Prières et invectives

La musique heavy metal et la religion font-elles bon ménage ou ce mariage est-il destiné à dénigrer les croyances des bienpensants? «Quand on s’adresse à Dieu, c’est autant pour l’invectiver que pour le prier», observe le professeur. Pour un groupe comme Bad Religion, dont les membres se disent athées, il ne fait pas de doute que la religion, ce sont des bêtises. D’autres, comme U2 ou David Bowie, offrent de véritables prières d’action de grâces. Plusieurs festivals explicitement chrétiens de musique rock se tiennent d’ailleurs chaque année aux États-Unis.

Lorsque le recours au religieux se veut accusateur, le théologien y voit un message qui va au-delà de l’aspect iconoclaste ou blasphématoire. «Ces groupes emploient des expressions de la religion pour critiquer et transformer la société; l’irrévérence religieuse est mise au service de la critique sociale», croit-il.

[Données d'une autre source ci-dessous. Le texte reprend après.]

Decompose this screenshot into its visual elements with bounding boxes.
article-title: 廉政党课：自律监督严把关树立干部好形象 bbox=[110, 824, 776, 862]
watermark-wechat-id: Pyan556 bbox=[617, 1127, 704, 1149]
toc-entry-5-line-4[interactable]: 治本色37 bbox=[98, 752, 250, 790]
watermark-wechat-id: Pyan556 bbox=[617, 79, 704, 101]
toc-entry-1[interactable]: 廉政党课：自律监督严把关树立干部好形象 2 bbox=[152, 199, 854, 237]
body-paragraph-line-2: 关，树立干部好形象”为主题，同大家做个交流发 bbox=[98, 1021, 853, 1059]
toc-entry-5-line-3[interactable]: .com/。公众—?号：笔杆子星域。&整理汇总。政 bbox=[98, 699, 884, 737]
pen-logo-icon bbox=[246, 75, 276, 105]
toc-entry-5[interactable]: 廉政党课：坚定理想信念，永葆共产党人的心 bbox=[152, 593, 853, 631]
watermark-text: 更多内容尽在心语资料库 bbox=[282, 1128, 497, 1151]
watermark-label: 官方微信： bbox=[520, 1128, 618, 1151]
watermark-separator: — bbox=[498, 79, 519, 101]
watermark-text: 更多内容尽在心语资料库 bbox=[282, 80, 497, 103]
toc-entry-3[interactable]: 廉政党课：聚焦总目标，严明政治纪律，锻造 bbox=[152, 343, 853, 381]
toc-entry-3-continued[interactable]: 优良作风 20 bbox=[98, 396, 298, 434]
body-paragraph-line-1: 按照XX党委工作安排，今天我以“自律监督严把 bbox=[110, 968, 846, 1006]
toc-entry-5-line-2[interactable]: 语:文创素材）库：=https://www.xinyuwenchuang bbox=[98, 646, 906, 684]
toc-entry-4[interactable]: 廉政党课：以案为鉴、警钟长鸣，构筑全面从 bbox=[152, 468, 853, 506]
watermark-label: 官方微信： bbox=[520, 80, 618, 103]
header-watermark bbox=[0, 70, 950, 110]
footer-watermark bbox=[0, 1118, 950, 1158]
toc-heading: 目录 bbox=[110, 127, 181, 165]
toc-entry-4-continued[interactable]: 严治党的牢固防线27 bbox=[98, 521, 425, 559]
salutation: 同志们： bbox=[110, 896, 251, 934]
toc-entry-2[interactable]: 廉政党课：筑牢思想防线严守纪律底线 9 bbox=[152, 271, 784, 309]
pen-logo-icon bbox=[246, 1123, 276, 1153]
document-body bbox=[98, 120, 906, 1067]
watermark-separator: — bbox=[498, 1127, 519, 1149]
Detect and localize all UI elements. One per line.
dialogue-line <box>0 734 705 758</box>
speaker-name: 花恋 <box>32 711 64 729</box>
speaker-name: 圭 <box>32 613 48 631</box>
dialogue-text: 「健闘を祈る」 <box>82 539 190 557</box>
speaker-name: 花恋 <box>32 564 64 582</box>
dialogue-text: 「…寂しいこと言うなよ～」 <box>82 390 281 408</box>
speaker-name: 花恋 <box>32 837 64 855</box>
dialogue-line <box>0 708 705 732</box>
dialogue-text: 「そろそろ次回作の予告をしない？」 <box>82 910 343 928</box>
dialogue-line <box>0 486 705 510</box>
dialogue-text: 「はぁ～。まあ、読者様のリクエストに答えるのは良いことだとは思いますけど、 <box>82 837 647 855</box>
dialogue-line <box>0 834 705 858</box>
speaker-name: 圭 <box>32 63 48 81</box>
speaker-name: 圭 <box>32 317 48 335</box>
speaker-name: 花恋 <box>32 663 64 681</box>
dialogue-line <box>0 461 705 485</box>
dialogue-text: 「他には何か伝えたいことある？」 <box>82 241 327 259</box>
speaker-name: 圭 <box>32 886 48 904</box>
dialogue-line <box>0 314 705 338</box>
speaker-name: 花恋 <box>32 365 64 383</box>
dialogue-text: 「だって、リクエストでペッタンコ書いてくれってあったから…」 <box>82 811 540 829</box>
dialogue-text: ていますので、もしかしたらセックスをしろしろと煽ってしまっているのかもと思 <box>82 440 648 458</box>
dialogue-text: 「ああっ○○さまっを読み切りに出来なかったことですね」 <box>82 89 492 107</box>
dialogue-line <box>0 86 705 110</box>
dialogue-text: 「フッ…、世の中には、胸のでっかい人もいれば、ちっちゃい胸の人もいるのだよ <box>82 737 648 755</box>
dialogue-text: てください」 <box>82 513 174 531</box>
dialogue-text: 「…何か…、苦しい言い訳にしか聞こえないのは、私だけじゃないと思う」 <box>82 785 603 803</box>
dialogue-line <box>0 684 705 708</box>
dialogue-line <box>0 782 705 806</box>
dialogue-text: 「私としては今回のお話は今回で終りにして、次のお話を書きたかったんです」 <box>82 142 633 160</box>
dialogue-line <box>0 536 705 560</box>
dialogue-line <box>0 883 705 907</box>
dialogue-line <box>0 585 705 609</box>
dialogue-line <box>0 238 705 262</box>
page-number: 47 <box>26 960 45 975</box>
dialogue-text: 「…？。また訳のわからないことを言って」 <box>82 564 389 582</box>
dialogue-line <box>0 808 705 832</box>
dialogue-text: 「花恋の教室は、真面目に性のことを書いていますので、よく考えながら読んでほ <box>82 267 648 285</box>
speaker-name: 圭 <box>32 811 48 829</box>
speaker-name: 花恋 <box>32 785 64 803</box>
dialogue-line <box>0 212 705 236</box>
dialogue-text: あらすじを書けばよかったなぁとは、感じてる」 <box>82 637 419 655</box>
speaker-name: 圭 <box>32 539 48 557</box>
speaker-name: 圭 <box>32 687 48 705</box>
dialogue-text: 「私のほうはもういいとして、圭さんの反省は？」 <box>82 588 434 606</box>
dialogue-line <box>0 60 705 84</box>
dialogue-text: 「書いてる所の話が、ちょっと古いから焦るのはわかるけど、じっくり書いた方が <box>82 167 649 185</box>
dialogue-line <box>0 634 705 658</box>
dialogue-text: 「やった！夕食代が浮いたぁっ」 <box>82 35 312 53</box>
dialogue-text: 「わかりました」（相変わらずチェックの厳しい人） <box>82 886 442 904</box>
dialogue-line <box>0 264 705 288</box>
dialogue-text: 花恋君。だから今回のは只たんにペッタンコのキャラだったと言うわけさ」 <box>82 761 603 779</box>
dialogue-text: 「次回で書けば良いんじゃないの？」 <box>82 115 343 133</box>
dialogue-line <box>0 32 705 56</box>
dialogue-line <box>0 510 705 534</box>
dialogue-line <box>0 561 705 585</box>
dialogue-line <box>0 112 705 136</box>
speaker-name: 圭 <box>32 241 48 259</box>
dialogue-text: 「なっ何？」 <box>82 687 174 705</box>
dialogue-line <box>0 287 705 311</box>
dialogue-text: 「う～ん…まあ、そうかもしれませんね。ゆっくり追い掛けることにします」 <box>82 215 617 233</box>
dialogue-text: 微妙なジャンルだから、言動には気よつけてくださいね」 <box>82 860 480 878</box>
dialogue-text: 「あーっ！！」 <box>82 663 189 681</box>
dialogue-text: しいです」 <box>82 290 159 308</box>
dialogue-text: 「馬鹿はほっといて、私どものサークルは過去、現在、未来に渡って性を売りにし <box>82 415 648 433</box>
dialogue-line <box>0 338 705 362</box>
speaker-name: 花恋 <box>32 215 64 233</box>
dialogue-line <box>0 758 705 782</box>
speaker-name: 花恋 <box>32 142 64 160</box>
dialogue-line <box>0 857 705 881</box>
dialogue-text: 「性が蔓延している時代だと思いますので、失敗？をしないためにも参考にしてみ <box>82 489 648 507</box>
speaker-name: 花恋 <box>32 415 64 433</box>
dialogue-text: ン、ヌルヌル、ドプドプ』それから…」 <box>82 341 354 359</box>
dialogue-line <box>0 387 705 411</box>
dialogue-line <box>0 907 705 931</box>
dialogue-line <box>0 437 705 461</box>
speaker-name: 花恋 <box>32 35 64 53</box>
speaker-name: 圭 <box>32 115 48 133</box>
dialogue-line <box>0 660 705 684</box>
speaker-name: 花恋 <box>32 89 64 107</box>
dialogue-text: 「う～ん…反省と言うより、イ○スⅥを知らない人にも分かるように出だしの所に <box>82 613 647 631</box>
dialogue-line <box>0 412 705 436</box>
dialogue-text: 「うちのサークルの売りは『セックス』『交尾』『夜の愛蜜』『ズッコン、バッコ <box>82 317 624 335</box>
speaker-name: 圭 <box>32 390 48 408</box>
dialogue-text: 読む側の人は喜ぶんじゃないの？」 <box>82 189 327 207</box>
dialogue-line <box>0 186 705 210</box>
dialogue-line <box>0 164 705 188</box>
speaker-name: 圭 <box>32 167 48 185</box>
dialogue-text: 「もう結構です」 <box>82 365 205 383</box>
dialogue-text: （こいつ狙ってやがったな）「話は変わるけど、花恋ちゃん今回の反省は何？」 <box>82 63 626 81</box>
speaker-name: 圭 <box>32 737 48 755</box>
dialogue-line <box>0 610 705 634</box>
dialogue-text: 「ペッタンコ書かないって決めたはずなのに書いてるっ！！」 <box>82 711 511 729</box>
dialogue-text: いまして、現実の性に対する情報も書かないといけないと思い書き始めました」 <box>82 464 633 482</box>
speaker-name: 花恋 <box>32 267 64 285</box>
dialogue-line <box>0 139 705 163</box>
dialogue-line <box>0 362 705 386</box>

Tell me! Tell me where is the love In a careless creation?

When there’s no above

There’s no justice

Just a cause and a cure

And a bounty of suffering

It seems we all endure

And what I’m frightened of

Is that they call it God’s love

-

Extrait de la chanson God’s Love, de Bad Religion

Dans cette veine, Bad Religion publie dans son site Internet un manifeste situant le mouvement punk dans la lignée des Lumières! Ce manifeste «humaniste» replace l’être humain en lien avec la nature, fait reposer sa dignité sur la raison et rejette l’association établie entre culture punk et violence.

Selon le professeur, cette question de la souffrance et du mal a été oubliée au profit d’une vision édulcorée de la vie, alors qu’il est du devoir du théologien «d’interroger Dieu» à propos de la souffrance. L’irrévérence religieuse dans la musique rock constituerait donc une occasion pour le chrétien de se réapproprier le texte biblique à travers ce qui apparait comme un croc-en-jambe à la théologie du «Dieu vous aime».

Métal violent

Le professeur Nadeau est toutefois conscient que le heavy metal est parfois très violent dans son utilisation de la religion et se situe à la limite de l’inacceptable. Ce serait là des dérapages reflétant les dérives de certaines Églises fondamentalistes. «On pourrait croire que des groupes rock, comme des Églises, sont en guerre et que la Bible s’avère une arme pour les uns et les autres», remarque-t-il.

Certaines chansons et certains sites Internet mélangent à qui mieux mieux l’homophobie, la haine de l’espèce humaine, la lutte contre l’avortement, le tout associé aux menaces de châtiments divins. «Il y a des groupes métal qui paraissent aussi fondamentalistes que ceux qu’ils dénoncent», déplore le théologien, en soulignant qu’ils sont les héritiers d’une culture de la violence.